The US Food and Drug Administration has approved an expanded indication for exagamglogene autotemcel (CASGEVY) to include patients aged 2 years and older with sickle cell disease and recurrent vaso-occlusive crises or transfusion-dependent beta thalassemia, according to a press release from Vertex Pharmaceuticals.
“Earlier access to the transformative potential of this therapy will allow clinicians and families to consider treatment before years of cumulative damage from these life-shortening diseases take hold,” said Haydar Frangoul, MD, MS, medical director of HCA Healthcare’s Sarah Cannon Transplant and Cellular Therapy Program at TriStar Centennial Children's Hospital, an investigator with Sarah Cannon Research Institute and a member of Vertex's sickle cell disease (SCD) Program Steering Committee.
CASGEVY is a nonviral, ex vivo CRISPR/Cas9 gene-edited cell therapy that modifies a patient's hematopoietic stem and progenitor cells by editing the erythroid-specific enhancer of the BCL11A gene to increase fetal hemoglobin production. According to Vertex, clinical trials showed the therapy reduced or eliminated vaso-occlusive crises in patients with SCD and reduced transfusion requirements in patients with transfusion-dependent beta thalassemia (TDT).
The expanded approval follows the completed phase 1/2/3 open-label CLIMB-111 and CLIMB-121 studies in patients aged 12 to 35 years. Ongoing phase 3 CLIMB-141 and CLIMB-151 studies are evaluating CASGEVY in patients aged 2 to 11 years. Vertex said enrollment and dosing have been completed in the cohort aged 5 to 11 years in both studies.
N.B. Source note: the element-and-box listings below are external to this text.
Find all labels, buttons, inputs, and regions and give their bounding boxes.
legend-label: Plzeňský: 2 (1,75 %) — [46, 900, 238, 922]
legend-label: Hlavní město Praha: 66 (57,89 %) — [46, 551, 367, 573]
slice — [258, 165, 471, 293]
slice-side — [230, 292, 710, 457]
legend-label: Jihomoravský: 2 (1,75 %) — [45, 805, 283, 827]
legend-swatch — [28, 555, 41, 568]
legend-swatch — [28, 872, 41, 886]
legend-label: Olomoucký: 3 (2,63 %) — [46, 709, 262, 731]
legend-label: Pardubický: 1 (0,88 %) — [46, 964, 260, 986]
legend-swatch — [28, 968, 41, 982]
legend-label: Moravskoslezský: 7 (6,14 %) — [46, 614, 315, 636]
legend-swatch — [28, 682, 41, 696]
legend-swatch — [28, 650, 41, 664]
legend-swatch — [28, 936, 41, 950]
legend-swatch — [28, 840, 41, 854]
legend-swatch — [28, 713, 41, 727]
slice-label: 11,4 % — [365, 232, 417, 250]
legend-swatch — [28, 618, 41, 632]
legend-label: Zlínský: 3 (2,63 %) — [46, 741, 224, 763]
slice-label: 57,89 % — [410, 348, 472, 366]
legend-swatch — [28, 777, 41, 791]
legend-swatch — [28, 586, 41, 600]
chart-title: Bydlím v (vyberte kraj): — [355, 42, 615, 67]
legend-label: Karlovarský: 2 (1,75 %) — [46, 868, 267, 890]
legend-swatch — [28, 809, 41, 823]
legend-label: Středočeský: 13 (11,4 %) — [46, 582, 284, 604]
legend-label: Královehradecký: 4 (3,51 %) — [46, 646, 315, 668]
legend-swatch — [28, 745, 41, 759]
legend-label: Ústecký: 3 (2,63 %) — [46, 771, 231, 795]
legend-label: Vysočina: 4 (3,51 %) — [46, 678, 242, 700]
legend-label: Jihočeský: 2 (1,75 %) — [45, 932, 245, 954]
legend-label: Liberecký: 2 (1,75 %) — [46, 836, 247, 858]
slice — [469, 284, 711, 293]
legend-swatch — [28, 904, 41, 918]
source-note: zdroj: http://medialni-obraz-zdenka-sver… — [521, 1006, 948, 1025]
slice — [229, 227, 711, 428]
The ongoing CLIMB-131 study is evaluating the long-term safety and efficacy of CASGEVY with follow-up of up to 15 years following infusion.
Vertex stated that approximately 5,500 additional pediatric patients in the US are now eligible for treatment and that more than 75 independently operated authorized treatment centers have been activated across the US. Vertex reported that the proposed label expansion is under regulatory review in the United Kingdom and the Kingdom of Saudi Arabia.
The prescribing information includes warnings regarding neutrophil engraftment failure, delayed platelet engraftment, hypersensitivity reactions, and potential off-target genome editing. The most common grade 3 or 4 nonlaboratory adverse reactions, reported in at least 25% of patients, were mucositis and febrile neutropenia among patients with SCD or TDT and decreased appetite among patients with SCD. In clinical trials, all treated patients with SCD and TDT experienced grade 3 or 4 neutropenia and thrombocytopenia.